I'm studying for general relativity and as such I'm learning tensor algebra. I'm following Schutz's book where denotes covectors with a tilde such as $\tilde{w}$ and vectors with the familiar arrow $\vec{e}$.
He defines the gradient of $\phi$ as the one-form $\tilde{d}\phi$ such that is has elements $\tilde{d}\phi = (\partial_i\phi) = \left( \dfrac{\partial\phi}{\partial x^{0}}, \dfrac{\partial\phi}{\partial x^{1}}, \dfrac{\partial\phi}{\partial x^{2}}, \dfrac{\partial\phi}{\partial x^{3}} \right)$. They of course transform as covectors such that $$(\tilde{d}\phi)_{\bar{a}} = {\Lambda^{b}}_\bar{a} (\tilde{d}\phi)_b$$ then it can be deduced that ${\Lambda^{b}}_\bar{a} = \dfrac{\partial x^b}{\partial x^\bar{a}}$.

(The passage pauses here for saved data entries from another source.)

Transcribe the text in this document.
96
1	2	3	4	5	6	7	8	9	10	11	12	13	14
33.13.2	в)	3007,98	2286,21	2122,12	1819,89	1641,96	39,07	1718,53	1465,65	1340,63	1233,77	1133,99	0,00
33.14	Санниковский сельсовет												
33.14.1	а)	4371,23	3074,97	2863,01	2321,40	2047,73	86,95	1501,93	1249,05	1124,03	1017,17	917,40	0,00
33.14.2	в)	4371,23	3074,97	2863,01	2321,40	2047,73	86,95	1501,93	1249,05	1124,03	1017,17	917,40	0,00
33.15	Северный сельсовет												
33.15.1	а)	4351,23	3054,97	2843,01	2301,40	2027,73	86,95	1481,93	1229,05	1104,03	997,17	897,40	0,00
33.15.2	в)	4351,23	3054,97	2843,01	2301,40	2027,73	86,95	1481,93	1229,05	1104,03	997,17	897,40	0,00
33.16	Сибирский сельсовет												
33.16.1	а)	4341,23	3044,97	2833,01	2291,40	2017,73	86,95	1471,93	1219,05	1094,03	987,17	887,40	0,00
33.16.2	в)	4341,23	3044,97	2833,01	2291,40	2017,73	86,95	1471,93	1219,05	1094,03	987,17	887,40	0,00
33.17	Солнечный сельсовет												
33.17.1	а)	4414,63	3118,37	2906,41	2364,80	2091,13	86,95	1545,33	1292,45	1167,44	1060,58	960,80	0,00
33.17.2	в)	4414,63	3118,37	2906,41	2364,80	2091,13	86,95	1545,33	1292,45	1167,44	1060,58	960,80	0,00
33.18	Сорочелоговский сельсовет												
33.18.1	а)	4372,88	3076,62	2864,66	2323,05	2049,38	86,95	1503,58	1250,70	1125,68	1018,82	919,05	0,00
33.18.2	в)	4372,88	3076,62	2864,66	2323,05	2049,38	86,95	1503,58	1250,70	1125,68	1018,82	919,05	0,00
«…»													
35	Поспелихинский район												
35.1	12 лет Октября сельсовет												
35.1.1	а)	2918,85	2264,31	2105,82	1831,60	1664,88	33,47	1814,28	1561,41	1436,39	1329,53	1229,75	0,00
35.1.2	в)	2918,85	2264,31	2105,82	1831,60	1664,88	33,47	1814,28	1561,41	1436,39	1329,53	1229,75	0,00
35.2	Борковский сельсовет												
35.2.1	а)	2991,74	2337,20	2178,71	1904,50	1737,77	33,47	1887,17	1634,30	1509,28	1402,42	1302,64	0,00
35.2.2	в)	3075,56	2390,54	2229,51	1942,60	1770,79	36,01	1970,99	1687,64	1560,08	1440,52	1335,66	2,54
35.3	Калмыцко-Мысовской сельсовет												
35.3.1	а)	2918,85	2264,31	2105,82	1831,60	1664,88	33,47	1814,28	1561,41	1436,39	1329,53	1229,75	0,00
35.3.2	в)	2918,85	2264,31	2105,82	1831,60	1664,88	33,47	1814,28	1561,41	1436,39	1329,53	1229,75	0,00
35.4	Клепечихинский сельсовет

He then claims that you can use these gradients to form a basis for one-forms such that $\tilde{d}x^a = w^a$. I don't understand this derivation because he uses the following relationships: $$\dfrac{\partial x^b}{\partial x^a} = {\delta^a}_b \ \ \ \text{and}\ \ \ \tilde{w}^a(\vec{e}_b) = {\delta^a}_b$$
Why is the first relationship true? I understand that for Cartesian coordinates this is true but what about in the general case? Couldn't I always define a new coordinate system $(x', y')$ where $x' = x'(y')$ and $y' = y'(x')$? Clearly then their various partial derivatives do not necessarily vanish. Does this mean the claim that $\tilde{d}x^a$ forming a covector basis only holds for Cartesian coordinates?